My fault was that I allowed it until my big brother Paul said "WTF?...No!"


He told me I was worth more. I knew I had to listen because

Paul and I never have such conversations.


That was the trigger for everything I had been holding in.


In this new year I just want healing. Come what may... I just want a healed heart.


My intention is set and I have informed God about it. 

I am devoted to this mission.


This weekend, bored of Netflix and you tube I decided to finally read a book my dear friend from University had mailed me years ago. As fate would have it, I packed it in my suitcase when coming to Zambia.
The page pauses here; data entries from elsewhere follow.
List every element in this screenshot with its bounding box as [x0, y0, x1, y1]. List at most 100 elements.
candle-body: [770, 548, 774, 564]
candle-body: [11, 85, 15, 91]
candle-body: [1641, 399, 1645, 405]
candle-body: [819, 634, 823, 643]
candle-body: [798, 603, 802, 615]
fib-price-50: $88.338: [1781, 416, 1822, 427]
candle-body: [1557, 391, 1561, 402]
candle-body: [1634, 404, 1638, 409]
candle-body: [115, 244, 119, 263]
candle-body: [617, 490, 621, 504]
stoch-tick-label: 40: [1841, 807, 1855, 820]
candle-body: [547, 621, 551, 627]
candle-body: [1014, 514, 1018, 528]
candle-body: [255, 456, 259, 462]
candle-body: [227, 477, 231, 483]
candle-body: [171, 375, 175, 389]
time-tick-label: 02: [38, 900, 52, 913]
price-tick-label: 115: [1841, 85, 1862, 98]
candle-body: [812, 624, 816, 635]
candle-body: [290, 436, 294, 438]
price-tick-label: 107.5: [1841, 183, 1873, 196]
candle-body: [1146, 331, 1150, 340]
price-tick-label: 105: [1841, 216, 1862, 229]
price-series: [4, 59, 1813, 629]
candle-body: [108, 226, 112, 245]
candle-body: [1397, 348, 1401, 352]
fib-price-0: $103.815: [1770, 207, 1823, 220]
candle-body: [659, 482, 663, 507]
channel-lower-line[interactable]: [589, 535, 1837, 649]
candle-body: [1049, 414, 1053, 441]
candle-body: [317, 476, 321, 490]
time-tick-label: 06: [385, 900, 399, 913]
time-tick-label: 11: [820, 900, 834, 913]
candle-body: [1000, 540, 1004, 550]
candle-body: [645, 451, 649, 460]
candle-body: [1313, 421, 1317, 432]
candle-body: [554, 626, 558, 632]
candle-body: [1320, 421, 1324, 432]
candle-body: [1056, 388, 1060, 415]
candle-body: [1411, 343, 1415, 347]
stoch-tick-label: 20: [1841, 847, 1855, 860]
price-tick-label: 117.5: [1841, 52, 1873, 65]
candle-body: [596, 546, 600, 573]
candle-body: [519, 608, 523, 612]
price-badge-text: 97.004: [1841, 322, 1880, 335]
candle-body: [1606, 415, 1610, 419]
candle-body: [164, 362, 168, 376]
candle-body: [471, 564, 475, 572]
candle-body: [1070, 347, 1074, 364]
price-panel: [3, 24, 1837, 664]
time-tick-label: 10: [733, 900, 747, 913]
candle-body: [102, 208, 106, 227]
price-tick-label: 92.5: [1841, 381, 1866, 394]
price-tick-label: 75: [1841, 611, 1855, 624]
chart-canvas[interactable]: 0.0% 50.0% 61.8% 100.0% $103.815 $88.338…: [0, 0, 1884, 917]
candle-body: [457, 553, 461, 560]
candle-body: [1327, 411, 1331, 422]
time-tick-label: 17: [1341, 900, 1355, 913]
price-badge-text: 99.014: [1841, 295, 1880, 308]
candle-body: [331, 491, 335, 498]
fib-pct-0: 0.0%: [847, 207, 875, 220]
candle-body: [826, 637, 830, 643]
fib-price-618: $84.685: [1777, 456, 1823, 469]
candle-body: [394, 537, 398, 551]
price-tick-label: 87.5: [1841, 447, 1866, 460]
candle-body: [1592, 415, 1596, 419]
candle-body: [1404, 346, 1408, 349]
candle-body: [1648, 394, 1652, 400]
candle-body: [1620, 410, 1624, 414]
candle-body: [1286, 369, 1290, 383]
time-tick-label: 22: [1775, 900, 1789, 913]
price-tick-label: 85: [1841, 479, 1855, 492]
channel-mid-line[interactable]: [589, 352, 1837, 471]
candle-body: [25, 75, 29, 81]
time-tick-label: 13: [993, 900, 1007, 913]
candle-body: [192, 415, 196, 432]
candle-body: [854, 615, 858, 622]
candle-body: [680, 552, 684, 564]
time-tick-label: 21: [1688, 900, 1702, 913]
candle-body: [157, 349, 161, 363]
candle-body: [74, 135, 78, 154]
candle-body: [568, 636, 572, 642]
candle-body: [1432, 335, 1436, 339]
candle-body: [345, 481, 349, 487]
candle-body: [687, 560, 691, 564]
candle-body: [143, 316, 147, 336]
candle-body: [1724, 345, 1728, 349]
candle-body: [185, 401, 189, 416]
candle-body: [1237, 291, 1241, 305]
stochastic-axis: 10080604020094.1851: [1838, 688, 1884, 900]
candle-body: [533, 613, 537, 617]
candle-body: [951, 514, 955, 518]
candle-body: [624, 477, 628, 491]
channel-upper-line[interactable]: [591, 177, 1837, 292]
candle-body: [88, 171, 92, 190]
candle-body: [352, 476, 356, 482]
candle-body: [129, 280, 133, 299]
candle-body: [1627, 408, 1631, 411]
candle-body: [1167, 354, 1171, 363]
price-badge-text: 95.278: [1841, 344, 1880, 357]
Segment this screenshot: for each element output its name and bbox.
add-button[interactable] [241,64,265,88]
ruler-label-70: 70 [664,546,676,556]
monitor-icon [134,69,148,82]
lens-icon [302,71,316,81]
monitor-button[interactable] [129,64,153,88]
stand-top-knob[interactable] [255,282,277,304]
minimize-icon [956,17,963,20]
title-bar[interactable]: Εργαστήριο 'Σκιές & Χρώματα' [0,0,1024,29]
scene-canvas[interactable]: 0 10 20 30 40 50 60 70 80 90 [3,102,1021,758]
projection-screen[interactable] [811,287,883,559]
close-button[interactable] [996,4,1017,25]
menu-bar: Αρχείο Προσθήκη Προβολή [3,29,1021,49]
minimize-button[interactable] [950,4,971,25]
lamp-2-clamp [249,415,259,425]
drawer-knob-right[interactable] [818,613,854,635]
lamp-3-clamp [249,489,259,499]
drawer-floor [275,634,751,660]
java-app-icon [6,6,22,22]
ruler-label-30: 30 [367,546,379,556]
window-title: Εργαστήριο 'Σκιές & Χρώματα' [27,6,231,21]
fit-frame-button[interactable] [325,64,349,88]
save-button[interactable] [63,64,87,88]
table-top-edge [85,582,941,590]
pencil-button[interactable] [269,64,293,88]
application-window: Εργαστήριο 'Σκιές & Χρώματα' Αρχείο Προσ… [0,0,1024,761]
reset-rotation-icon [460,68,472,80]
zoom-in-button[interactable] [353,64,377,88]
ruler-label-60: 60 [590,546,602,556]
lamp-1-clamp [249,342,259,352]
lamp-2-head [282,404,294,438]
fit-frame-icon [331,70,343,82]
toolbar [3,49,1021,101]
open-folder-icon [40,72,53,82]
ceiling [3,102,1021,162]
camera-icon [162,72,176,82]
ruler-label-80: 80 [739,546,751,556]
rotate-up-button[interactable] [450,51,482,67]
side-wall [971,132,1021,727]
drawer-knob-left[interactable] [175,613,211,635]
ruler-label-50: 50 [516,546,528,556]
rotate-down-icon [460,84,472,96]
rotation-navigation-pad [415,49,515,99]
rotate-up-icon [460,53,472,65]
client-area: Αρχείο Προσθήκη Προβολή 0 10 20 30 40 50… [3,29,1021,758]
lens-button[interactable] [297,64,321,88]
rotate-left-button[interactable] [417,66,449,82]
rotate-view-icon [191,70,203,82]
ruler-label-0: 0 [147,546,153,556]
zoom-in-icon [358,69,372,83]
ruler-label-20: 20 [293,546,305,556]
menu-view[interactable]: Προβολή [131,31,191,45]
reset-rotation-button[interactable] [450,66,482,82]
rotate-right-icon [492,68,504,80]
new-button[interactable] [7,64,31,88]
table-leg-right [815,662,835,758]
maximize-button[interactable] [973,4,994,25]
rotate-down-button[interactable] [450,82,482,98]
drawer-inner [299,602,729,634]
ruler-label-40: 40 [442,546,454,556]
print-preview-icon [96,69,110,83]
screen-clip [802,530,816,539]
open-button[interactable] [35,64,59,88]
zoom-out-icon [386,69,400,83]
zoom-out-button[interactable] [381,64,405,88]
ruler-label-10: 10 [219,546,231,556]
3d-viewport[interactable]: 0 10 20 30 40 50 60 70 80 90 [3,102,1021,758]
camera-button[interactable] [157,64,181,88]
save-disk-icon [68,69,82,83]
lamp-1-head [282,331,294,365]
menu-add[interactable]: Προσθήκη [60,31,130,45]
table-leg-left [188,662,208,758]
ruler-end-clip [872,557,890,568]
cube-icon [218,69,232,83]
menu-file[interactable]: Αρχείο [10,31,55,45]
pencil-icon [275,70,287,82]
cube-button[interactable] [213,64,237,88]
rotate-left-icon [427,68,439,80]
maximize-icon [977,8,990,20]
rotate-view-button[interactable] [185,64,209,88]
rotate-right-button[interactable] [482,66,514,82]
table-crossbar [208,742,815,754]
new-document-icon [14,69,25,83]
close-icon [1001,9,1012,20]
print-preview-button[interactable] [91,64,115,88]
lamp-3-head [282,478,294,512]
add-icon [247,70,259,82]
All About Love by Bell Hooks......and deep...deep....exhale. .. There are so many layers to this book. It is a journey not a quick read. I know there  will be many days of reflection and correction, possibly a lot of re-reading, highlighting and note-taking.


"Everyone assumes that we will know  how to love instinctively. Despite overwhelming evidence to that contrary, we still accept that family is the primary school for love."


I knew nothing!


"Most psychologically and /or physically abused children have been taught by parenting adults that love can coexist with abuse"


I am one of those! According to Bell Hooks many of us are.


"I got what I was accustomed to getting-care and affection, usually mingled with a degree of unkind-ness, neglect and on some occasions outright cruelty." 


My whole dating life!


"Estrangement from feelings makes it easier for men to lie because they are often in a trance state, utilizing survival strategies of asserting Manhood that they learned as boys. This inability to connect with other carries with it and inability to assume responsibility for causing pain."

 

Not just romantic relationships and but all types of relationships with men. 


"The wounded heart learns self love by first overcoming low self esteem." 

 

I wrote once that my mum had a big heart and so much love yet she never received that love back. In my childhood I watched her receiving the opposite and felt helpless to change anything. This book made me  wish she was taught to love herself the same way she loved those dear to her.


She REALLY  deserved so much more.


Bell Hooks' book says all the kind things I wish we all could have said to her before she died.


Now I am the one listening to those kind words. 


  I hope I make progress. 


Have you read the book? Are you on a journey too? In the comment section write your thoughts

Let's tell the truth as Bell Hooks so elegantly wrote.